Ukrainian government adopts a softer line on history policy

Johannes Remy,
Instructor,
Wilfrid Laurier University,
Canada

History remains a disputed issue between Ukrainians as well as with the neighbouring countries. Considering the Russian government’s reluctance to accept Ukraine as a nation genuinely separate from Russia, disagreements with Russia are hardly surprising. Because of the Russian proxy war against Ukraine, much of the past remains relevant for today’s politics: the switch of the allegiance of the Ukrainian Cossacks under the Hetman Bohdan Khmelnytsky from Poland-Lithuania to Muscovy in 1654, the gradual curtailment and final abolition of the Ukrainian autonomy in the 17th and 18th centuries, the imperial Russian restrictions on literature in Ukrainian 1863-1905, the Ukrainian revolution and the short-lived independence 1917-1920, the man-made famine 1932-1933, and the Second World War. However, there are controversies over history also with Poland. Ukraine itself remains divided especially concerning the country’s participation in the Second World War: while most Western Ukrainians perceive the war through the Ukrainian strivings for independence and see the Ukrainian nationalists as the true defenders of the country, many in the other parts of the country identify more with the Soviet’s Union’s war against the Nazi Germany.

The Ukrainian government’s active involvement in history politics began in 2003, still under Leonid Kuchma’s presidency, when the parliament voted to define Holodomor, the 1932-1933 famine in Soviet Ukraine as a genocide against Ukrainians. While not all historians accept this thesis, there are arguments to back it: up to 3.9 million inhabitants of Ukraine perished in the famine, and at least many of them could have been saved, if the Soviet government practised different policies. During the presidency of Viktor Iushchenko (2005-2010) Ukraine actively campaigned for international recognition for Holodomor as a genocide. Today, seventeen countries recognize the genocide, including the United States, Canada, Mexico, Poland, Lithuania, Latvia, and Estonia. The memorization of Holodomor enjoys wide support in Ukraine and is less divisive than the memory of the Second World War.

In 2015, after the Revolution of Dignity and during the presidency of Petro Poroshenko, Ukraine enacted the decommunization laws. They listed various organizations in the 20th century as “the fighters for the independence of Ukraine,” including the Organisation of Ukrainian Nationalists (OUN) and the Ukrainian Insurgent Army (UPA) which OUN dominated during the Second World War. They also banned the behaviour disrespectful to these organizations. However, no one has been prosecuted under these laws. The laws also stipulated for the removal of communist monuments and renaming of the streets and municipalities which carried the names of the communist heroes. Furthermore, the laws banned public display of communist and Nazi symbols. Some people have been sentenced for displaying communist symbols in their clothing.

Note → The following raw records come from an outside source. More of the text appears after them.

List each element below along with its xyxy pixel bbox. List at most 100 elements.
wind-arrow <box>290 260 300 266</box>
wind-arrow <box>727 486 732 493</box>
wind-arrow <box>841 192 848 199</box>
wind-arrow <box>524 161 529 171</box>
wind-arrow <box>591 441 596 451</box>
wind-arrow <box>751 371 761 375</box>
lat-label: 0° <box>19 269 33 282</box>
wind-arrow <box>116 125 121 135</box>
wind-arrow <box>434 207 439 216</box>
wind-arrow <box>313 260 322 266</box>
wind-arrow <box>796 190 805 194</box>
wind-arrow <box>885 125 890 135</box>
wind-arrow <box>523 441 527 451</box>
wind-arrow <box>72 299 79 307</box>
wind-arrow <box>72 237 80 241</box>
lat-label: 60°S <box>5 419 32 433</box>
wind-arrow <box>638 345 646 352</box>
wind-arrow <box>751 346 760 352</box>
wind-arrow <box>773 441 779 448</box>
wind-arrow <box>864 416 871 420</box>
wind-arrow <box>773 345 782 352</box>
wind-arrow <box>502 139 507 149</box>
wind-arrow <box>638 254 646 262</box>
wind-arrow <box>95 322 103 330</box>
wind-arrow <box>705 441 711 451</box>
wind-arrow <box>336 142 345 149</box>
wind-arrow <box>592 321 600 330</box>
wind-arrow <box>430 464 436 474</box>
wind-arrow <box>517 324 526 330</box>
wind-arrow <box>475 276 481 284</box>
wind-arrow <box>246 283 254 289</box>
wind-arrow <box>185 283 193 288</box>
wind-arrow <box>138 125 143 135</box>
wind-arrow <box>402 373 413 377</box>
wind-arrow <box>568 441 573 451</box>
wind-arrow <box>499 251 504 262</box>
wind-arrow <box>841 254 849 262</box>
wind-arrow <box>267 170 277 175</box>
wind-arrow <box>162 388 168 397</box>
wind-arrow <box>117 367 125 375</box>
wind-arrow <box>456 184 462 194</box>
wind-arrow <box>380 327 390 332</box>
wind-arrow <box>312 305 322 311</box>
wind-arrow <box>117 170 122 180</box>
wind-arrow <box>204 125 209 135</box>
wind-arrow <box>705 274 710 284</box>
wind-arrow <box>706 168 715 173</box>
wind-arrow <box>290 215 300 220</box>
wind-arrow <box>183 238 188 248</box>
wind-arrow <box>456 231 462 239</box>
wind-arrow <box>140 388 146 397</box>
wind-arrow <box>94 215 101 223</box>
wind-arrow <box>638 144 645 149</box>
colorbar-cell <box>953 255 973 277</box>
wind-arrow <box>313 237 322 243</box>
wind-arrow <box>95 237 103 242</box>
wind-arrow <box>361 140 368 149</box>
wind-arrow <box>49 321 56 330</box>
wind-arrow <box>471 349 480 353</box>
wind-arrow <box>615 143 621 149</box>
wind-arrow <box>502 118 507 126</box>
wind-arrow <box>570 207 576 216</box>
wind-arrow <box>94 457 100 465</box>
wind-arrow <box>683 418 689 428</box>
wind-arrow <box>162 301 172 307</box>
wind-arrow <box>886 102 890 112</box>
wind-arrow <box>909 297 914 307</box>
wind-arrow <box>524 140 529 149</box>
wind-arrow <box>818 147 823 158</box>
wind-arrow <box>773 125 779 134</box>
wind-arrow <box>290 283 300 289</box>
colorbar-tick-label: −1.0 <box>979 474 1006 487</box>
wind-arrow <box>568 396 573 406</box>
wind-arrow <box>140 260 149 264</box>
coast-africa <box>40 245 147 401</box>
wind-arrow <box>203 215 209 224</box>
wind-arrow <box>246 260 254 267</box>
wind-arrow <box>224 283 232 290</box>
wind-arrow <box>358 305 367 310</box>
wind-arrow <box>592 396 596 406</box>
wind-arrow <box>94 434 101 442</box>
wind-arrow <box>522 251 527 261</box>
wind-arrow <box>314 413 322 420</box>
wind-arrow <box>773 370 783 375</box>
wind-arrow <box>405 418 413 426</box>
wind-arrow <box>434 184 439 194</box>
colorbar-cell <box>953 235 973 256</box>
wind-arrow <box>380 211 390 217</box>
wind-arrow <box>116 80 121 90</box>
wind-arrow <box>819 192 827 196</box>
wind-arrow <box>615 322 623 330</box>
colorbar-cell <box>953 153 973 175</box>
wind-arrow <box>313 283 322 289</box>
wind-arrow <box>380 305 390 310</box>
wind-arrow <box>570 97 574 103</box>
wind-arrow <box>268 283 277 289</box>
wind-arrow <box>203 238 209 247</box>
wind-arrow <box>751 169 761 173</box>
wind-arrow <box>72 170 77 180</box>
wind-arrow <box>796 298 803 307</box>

The decommunization laws evoked criticism in Poland and Israel. The Poles criticized the ban on disrespect regarding UPA, because in 1943-1944, it organized an ethnic cleansing of Poles in the Volynian and Galician provinces of Western Ukraine. In Israel, the glorification of the Ukrainian nationalists was criticized on the ground that they participated in the Holocaust. However, many Western Ukrainians support the positive perception of the OUN and UPA. They can back their position with the fact that the nationalists’ relations with the Nazi Germany were rather complicated and included not only co-operation, but also mutual fighting and German repressions against the nationalists. However, the OUN’s and UPA’s involvement in atrocities against civilian population is well proven in scholarly research: at most, its scope and details can be disputed.

The decommunization laws were prepared by the Ukrainian Institute of National Memory, the government agency established in 2006 following the model of a similar Polish agency. During Petro Poroshenko’s presidency, the Institute rather actively promoted the glorification of Ukraine’s wartime nationalists. However, soon after Volodymyr Zelensky’s election as president in 2019, the Institute’s leadership was changed. The Institute’s new director Anton Drobovych has publicly admitted that the members of OUN and UPA did commit crimes against humanity, while he at the same time refused to condemn them as organizations. The Institute of National Memory now emphasizes freedom of historical research and dialogue between various views. The decommunization laws, including their controversial historical clauses, remain in force, but the government is now less intent on pushing one ideologically inspired interpretation of history. In a country with radically different perceptions of history, this is a rational and hopefully, a beneficial approach.